Market Movers: Chinese regulators cause stocks to decline drastically – TDS

FXStreet (Barcelona) - The TD Securities Team shares the performance of the market during the Asian session, noting that the stance of the Chinese regulators against margin trading for few brokers send the Chinese stocks to levels not seen since 2009.

Key Quotes

“Ahead of tomorrow’s China Q4 GDP release and slew of other activity measures, news that regulators are going to rein in margin lending at three of the biggest securities firms saw Chinese stocks drop sharply. Although the 6.5% decline is the largest since the declines of 2009, most asset markets dismissed these moves.”

“Fixed income markets are generally better offered and curves are steeper. NZGB 2yrs are 1bp lower, NZGB 10yrs are +6bps while ACGB 3yrs are +5bps and ACGB 10yrs are +8bps. There was no trading of US Treasuries in Asia with the Martin Luther King holiday today in the US.”

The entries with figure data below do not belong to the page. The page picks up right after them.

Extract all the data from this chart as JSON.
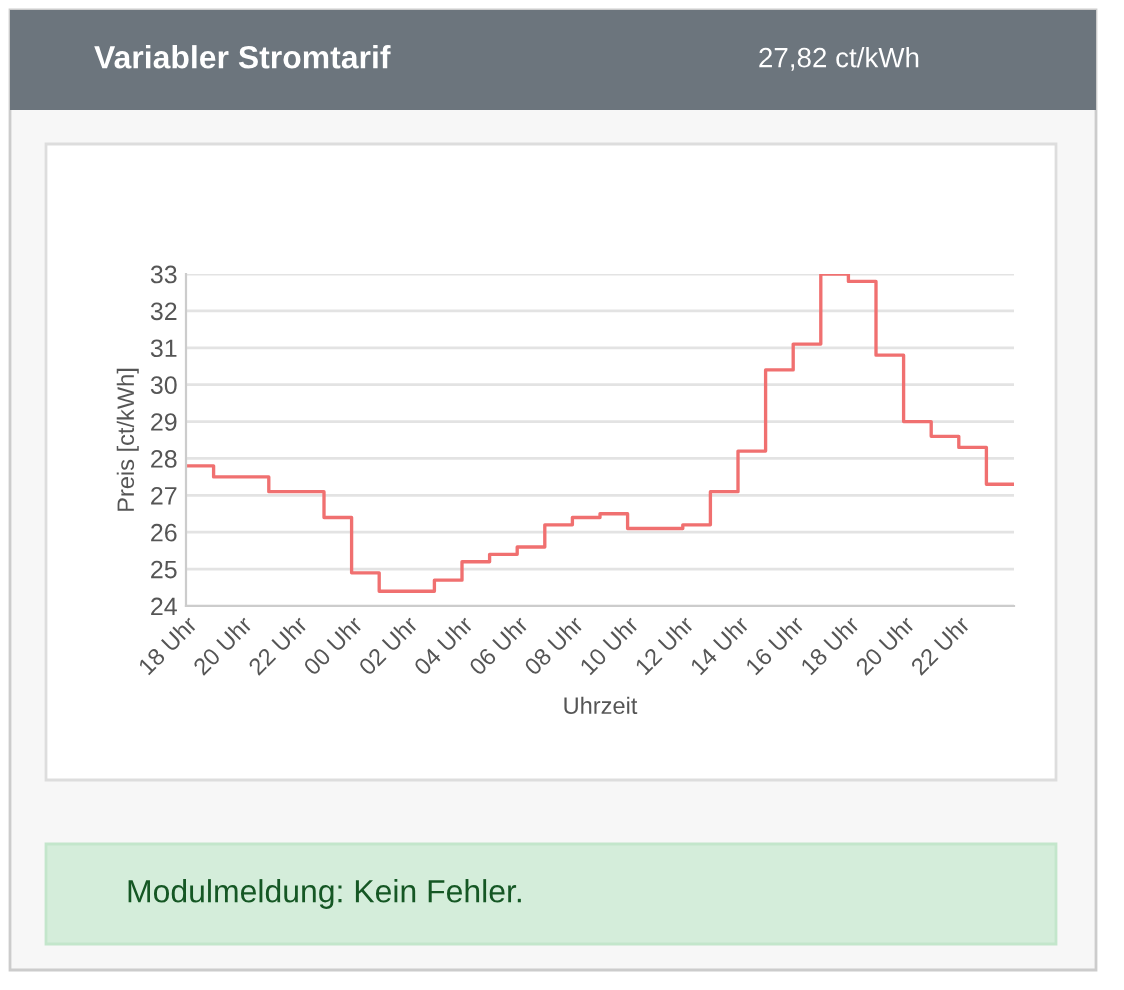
{
  "chart_data": {
    "type": "step",
    "title": "Variabler Stromtarif",
    "xlabel": "Uhrzeit",
    "ylabel": "Preis [ct/kWh]",
    "annotations": [
      "27,82 ct/kWh",
      "Modulmeldung: Kein Fehler."
    ],
    "categories": [
      "18 Uhr",
      null,
      "20 Uhr",
      null,
      "22 Uhr",
      null,
      "00 Uhr",
      null,
      "02 Uhr",
      null,
      "04 Uhr",
      null,
      "06 Uhr",
      null,
      "08 Uhr",
      null,
      "10 Uhr",
      null,
      "12 Uhr",
      null,
      "14 Uhr",
      null,
      "16 Uhr",
      null,
      "18 Uhr",
      null,
      "20 Uhr",
      null,
      "22 Uhr",
      null,
      null
    ],
    "series": [
      {
        "color": "#f07070",
        "values": [
          27.8,
          27.5,
          27.5,
          27.1,
          27.1,
          26.4,
          24.9,
          24.4,
          24.4,
          24.7,
          25.2,
          25.4,
          25.6,
          26.2,
          26.4,
          26.5,
          26.1,
          26.1,
          26.2,
          27.1,
          28.2,
          30.4,
          31.1,
          33.0,
          32.8,
          30.8,
          29.0,
          28.6,
          28.3,
          27.3,
          27.3
        ]
      }
    ],
    "ylim": [
      24,
      33
    ],
    "yticks": [
      24,
      25,
      26,
      27,
      28,
      29,
      30,
      31,
      32,
      33
    ],
    "grid": "y",
    "legend": false
  }
}
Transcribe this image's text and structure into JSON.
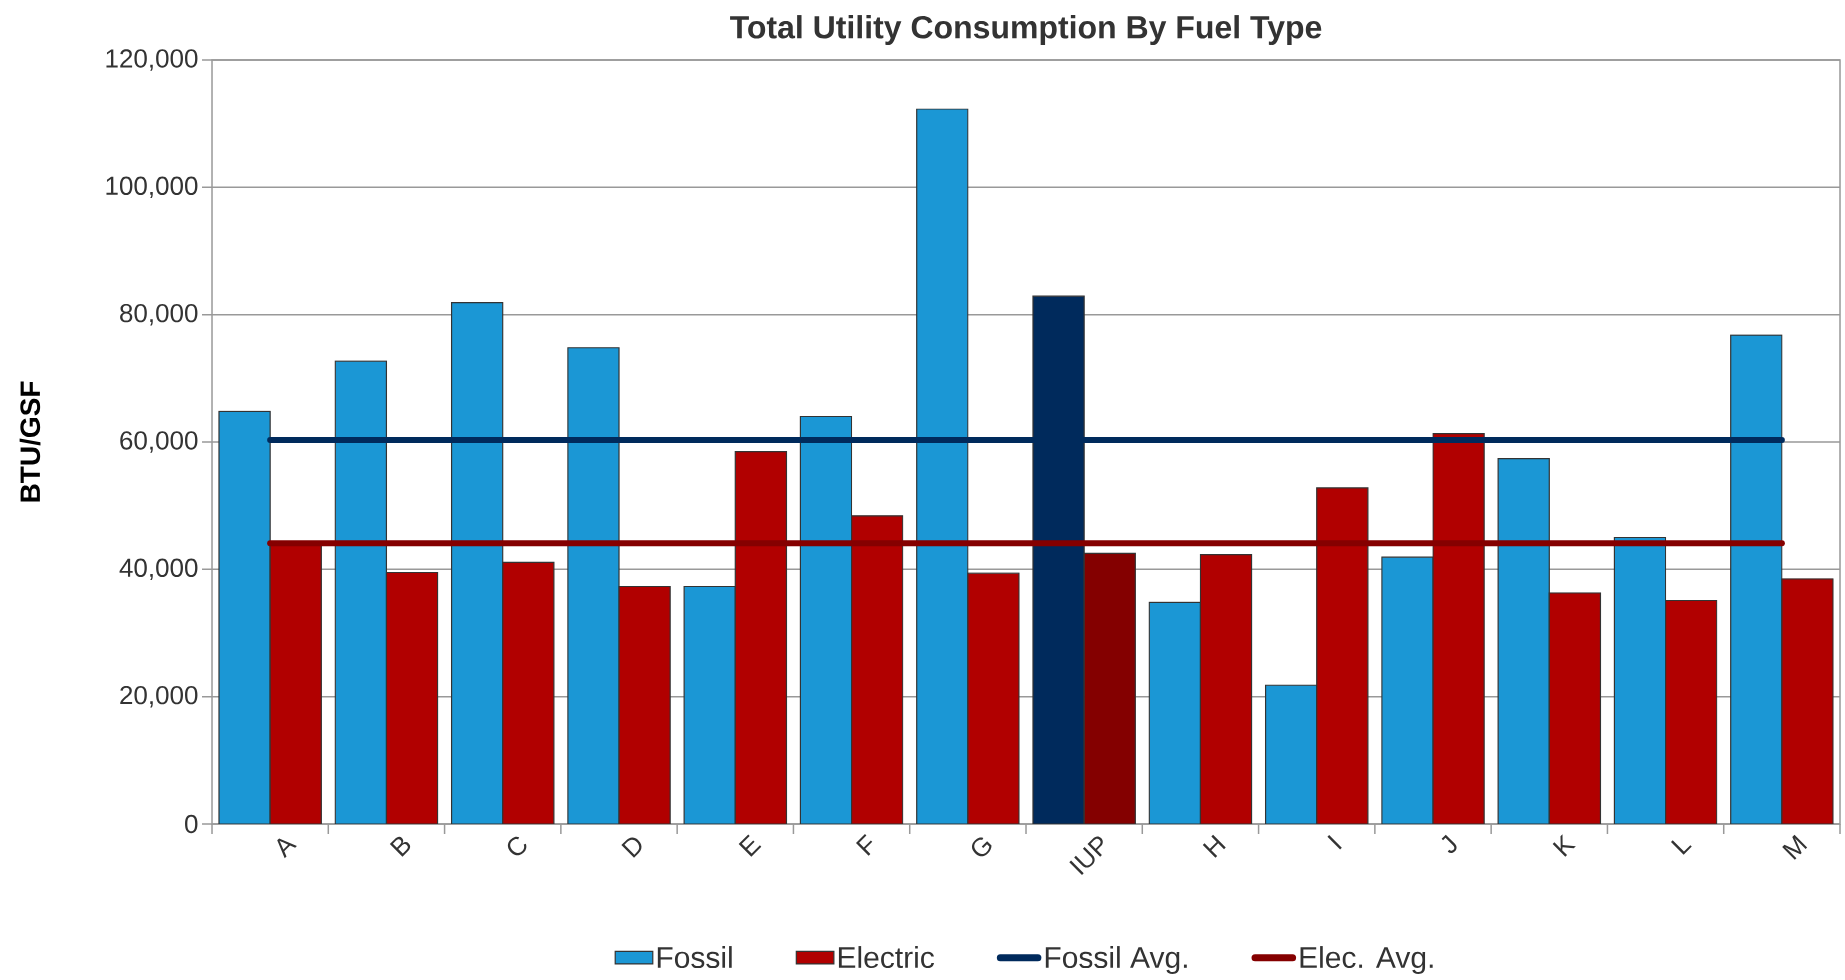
{
  "chart_data": {
    "type": "bar",
    "title": "Total Utility Consumption By Fuel Type",
    "ylabel": "BTU/GSF",
    "categories": [
      "A",
      "B",
      "C",
      "D",
      "E",
      "F",
      "G",
      "IUP",
      "H",
      "I",
      "J",
      "K",
      "L",
      "M"
    ],
    "series": [
      {
        "name": "Fossil",
        "color": "#1b97d5",
        "colors": [
          "#1b97d5",
          "#1b97d5",
          "#1b97d5",
          "#1b97d5",
          "#1b97d5",
          "#1b97d5",
          "#1b97d5",
          "#002a5c",
          "#1b97d5",
          "#1b97d5",
          "#1b97d5",
          "#1b97d5",
          "#1b97d5",
          "#1b97d5"
        ],
        "values": [
          64800,
          72700,
          81900,
          74800,
          37300,
          64000,
          112300,
          82900,
          34800,
          21800,
          41900,
          57400,
          45000,
          76800
        ]
      },
      {
        "name": "Electric",
        "color": "#b10000",
        "colors": [
          "#b10000",
          "#b10000",
          "#b10000",
          "#b10000",
          "#b10000",
          "#b10000",
          "#b10000",
          "#840000",
          "#b10000",
          "#b10000",
          "#b10000",
          "#b10000",
          "#b10000",
          "#b10000"
        ],
        "values": [
          44000,
          39500,
          41100,
          37300,
          58500,
          48400,
          39400,
          42500,
          42300,
          52800,
          61300,
          36300,
          35100,
          38500
        ]
      },
      {
        "name": "Fossil Avg.",
        "type": "line",
        "color": "#002a5c",
        "values": [
          60300,
          60300,
          60300,
          60300,
          60300,
          60300,
          60300,
          60300,
          60300,
          60300,
          60300,
          60300,
          60300,
          60300
        ]
      },
      {
        "name": "Elec. Avg.",
        "type": "line",
        "color": "#850000",
        "values": [
          44100,
          44100,
          44100,
          44100,
          44100,
          44100,
          44100,
          44100,
          44100,
          44100,
          44100,
          44100,
          44100,
          44100
        ]
      }
    ],
    "ylim": [
      0,
      120000
    ],
    "yticks": [
      {
        "value": 0,
        "label": "0"
      },
      {
        "value": 20000,
        "label": "20,000"
      },
      {
        "value": 40000,
        "label": "40,000"
      },
      {
        "value": 60000,
        "label": "60,000"
      },
      {
        "value": 80000,
        "label": "80,000"
      },
      {
        "value": 100000,
        "label": "100,000"
      },
      {
        "value": 120000,
        "label": "120,000"
      }
    ],
    "grid": "y",
    "legend": "bottom"
  }
}
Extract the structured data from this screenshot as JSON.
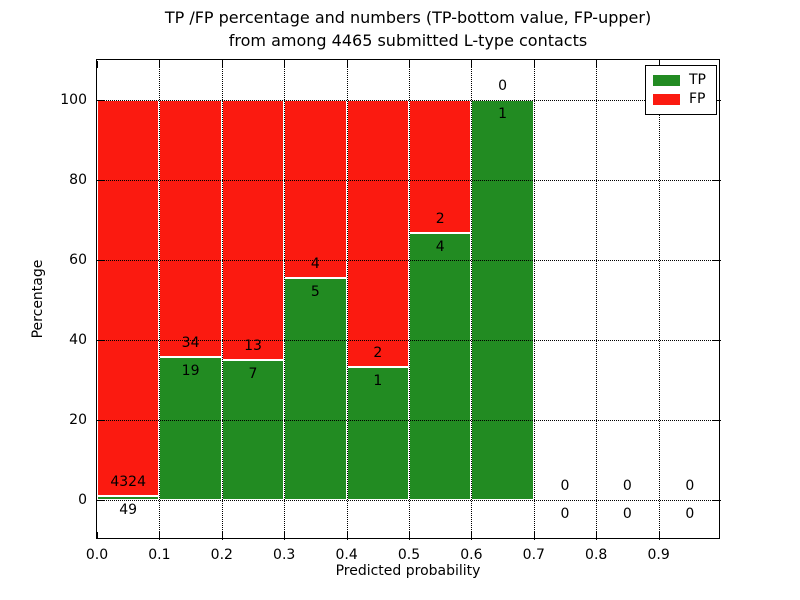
{
  "chart_data": {
    "type": "bar",
    "stacked": true,
    "y_units": "percent_of_bin_total",
    "title_lines": [
      "TP /FP percentage and numbers (TP-bottom value, FP-upper)",
      "from among 4465 submitted L-type contacts"
    ],
    "xlabel": "Predicted probability",
    "ylabel": "Percentage",
    "xlim": [
      0.0,
      1.0
    ],
    "ylim": [
      -10,
      110
    ],
    "xticks": [
      "0.0",
      "0.1",
      "0.2",
      "0.3",
      "0.4",
      "0.5",
      "0.6",
      "0.7",
      "0.8",
      "0.9"
    ],
    "yticks": [
      0,
      20,
      40,
      60,
      80,
      100
    ],
    "grid": "dotted-black-both-axes",
    "legend_position": "upper right",
    "series": [
      {
        "name": "TP",
        "color": "#228b22"
      },
      {
        "name": "FP",
        "color": "#fb1a10"
      }
    ],
    "bar_edge_color": "#ffffff",
    "bins": [
      {
        "range": [
          0.0,
          0.1
        ],
        "tp": 49,
        "fp": 4324
      },
      {
        "range": [
          0.1,
          0.2
        ],
        "tp": 19,
        "fp": 34
      },
      {
        "range": [
          0.2,
          0.3
        ],
        "tp": 7,
        "fp": 13
      },
      {
        "range": [
          0.3,
          0.4
        ],
        "tp": 5,
        "fp": 4
      },
      {
        "range": [
          0.4,
          0.5
        ],
        "tp": 1,
        "fp": 2
      },
      {
        "range": [
          0.5,
          0.6
        ],
        "tp": 4,
        "fp": 2
      },
      {
        "range": [
          0.6,
          0.7
        ],
        "tp": 1,
        "fp": 0
      },
      {
        "range": [
          0.7,
          0.8
        ],
        "tp": 0,
        "fp": 0
      },
      {
        "range": [
          0.8,
          0.9
        ],
        "tp": 0,
        "fp": 0
      },
      {
        "range": [
          0.9,
          1.0
        ],
        "tp": 0,
        "fp": 0
      }
    ]
  }
}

“In the currency markets the USD is mixed vs its G10 peers. The CHF is 0.1% weaker, but the NOK and SEK are the worst performers, -0.2% and –0.4% respectively.”

“Brent crude remains closer to the highs of the past 5 days, but oil is off 0.75% today to US$49.80. Gold too is weaker, at US$1277, off US$3, copper is 0.3% weaker and iron ore futures are down 0.8%.”

“Lastly in equities, most indices are performing well and in the green other than China stocks—Japan is +0.9%, ASX +0.2% (was +1.2% earlier in the session) and Indian stocks are +0.5%. US equity futures are down smalls , but close to unchanged.”